Anger at death crash driver sentence

Catherine and Michelle Roberts.
Anger at death crash driver sentence
Catherine and Michelle Roberts.

Michael Craig Burvill drove drunk 20km over the speed limit on Karrinyup Road before colliding head-on with Mr Roberts’ car, killing the Hamersley grandfather.

At the time of the crash, Mr Roberts had four passengers, including his wife Christina Roberts, who all received serious injuries.

A packed District Court heard last week that the 20-year-old provisional driver left a party on January 4 about 10.20pm in his Holden Commodore after drinking about 12 beers.

Burvill drove intoxicated on to the wrong side of the road at 80km/h in a 60km/h zone at the time of the crash.

State prosecutor Barry Murray stated in a recorded interview with police at the Warwick station after the crash that Burvill said he knew he was drunk and should not have driven.

Mr Murray said Mr Burvill had lost his licence before and been charged for reckless driving in 2010 for driving 129km/h in a 60km/h zone in Geraldton.

Mr Roberts’ daughters, Catherine and Michelle Roberts, presented the court with a victim impact statement, bringing the gallery to tears.

Michelle said life now felt like a chore to get through.

“We are shells of our former selves,” she said. “The death of our dad has ruined our lives.
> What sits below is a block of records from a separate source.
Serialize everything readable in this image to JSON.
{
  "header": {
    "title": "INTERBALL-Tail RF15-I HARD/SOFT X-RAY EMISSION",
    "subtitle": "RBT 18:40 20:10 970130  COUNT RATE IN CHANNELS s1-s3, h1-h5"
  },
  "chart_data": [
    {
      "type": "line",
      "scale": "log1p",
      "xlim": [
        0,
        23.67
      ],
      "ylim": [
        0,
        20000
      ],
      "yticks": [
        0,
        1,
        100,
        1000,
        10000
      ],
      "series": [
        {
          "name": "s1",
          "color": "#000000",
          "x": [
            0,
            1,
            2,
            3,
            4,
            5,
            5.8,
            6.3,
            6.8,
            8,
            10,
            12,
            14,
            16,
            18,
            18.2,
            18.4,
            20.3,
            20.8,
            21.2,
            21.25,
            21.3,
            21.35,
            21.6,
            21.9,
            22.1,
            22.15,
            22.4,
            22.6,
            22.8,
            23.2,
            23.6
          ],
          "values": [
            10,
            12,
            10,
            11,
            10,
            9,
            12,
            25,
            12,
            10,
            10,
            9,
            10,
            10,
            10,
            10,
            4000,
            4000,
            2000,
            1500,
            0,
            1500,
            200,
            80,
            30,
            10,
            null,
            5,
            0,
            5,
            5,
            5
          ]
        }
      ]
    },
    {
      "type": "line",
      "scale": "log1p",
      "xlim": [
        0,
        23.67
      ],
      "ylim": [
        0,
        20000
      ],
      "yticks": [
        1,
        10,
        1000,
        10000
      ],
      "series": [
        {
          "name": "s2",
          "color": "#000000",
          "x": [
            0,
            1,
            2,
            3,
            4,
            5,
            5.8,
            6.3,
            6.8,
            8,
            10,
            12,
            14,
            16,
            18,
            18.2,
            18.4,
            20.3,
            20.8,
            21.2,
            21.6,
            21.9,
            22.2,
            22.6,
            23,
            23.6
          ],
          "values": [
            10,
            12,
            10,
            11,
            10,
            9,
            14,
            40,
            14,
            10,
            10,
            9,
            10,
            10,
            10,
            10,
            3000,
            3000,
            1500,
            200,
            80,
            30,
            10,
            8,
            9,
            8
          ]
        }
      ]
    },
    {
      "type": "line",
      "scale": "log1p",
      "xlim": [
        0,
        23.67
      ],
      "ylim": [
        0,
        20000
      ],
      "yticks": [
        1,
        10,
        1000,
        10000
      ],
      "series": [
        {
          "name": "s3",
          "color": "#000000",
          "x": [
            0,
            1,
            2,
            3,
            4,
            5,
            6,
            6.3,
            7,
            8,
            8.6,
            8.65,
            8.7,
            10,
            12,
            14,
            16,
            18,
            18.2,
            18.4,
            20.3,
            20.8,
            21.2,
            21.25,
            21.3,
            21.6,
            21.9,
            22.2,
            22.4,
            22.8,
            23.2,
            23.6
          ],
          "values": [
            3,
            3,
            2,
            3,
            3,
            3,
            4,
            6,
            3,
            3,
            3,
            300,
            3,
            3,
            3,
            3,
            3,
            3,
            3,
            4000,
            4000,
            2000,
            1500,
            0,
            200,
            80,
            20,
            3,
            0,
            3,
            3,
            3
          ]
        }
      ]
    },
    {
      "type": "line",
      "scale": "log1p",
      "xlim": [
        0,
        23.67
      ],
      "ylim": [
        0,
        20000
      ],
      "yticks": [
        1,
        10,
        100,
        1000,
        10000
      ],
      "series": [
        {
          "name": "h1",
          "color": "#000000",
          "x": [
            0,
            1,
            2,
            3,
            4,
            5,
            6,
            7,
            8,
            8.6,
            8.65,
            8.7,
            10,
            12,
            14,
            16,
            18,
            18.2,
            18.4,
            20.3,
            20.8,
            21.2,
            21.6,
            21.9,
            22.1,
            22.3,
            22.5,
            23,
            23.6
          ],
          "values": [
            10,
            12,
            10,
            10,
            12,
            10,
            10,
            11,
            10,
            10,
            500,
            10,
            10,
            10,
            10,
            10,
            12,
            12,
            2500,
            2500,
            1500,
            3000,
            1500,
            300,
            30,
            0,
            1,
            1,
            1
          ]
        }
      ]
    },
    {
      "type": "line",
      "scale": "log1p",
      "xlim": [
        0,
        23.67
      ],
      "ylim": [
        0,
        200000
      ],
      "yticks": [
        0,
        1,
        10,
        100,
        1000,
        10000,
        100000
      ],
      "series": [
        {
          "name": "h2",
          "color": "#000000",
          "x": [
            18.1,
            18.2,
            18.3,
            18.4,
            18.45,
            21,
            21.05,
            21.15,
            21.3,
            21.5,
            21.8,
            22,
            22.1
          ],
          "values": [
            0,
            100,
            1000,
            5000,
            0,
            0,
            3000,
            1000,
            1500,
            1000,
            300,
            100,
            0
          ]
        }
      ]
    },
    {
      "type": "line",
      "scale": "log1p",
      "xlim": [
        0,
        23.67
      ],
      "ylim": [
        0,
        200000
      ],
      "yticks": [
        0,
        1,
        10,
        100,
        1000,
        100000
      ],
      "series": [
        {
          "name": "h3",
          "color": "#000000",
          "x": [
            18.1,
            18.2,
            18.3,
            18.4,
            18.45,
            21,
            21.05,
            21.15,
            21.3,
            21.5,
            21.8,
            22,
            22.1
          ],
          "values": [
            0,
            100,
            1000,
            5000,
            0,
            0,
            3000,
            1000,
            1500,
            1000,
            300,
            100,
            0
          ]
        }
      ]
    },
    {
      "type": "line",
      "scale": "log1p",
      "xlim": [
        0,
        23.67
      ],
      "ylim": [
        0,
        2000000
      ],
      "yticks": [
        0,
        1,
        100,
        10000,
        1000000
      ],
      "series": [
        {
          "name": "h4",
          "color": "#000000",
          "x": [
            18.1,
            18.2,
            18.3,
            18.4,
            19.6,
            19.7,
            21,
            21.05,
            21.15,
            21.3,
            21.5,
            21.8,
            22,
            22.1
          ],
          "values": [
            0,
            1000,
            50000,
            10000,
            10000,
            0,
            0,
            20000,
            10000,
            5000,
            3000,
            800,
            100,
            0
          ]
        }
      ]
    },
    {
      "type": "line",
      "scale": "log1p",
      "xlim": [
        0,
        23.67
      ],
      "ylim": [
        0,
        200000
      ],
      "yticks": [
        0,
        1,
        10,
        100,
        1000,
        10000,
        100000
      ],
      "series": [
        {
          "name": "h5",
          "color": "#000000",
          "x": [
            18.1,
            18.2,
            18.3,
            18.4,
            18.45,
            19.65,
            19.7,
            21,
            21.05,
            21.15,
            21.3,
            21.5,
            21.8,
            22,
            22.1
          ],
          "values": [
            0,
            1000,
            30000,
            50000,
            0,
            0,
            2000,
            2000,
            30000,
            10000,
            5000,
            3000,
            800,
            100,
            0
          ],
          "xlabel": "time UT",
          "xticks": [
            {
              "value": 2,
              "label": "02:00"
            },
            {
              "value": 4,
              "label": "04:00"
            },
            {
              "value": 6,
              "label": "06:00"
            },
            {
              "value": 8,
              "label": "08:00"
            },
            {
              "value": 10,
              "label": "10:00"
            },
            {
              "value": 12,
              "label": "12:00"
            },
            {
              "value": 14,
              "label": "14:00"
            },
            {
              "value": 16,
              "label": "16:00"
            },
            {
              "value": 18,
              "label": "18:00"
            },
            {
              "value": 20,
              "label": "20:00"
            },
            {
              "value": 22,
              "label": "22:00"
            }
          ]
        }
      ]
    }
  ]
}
Our dad got the death sentence and our whole family got a life sentence.”

Looking directly at Burvill, Michelle said: “We will never forgive you for that”.

Burvill was charged with dangerous driving causing death, two counts of dangerous driving causing grievous bodily harm, three counts of dangerous driving causing bodily harm and driving with a blood alcohol content in excess 0.08 per cent.

He will be eligible for parole after two and a half years.

Burvill was also disqualified from driving for four years after serving his jail sentence.

Outside court, Catherine said four and a half years for the life of their 56-year-old dad was nothing.

“We know nothing will ever bring him back and no sentencing will ever be enough,” she said.

“Something really needs to change in the sense of drink driving awareness because whatever is in place now isn’t working.”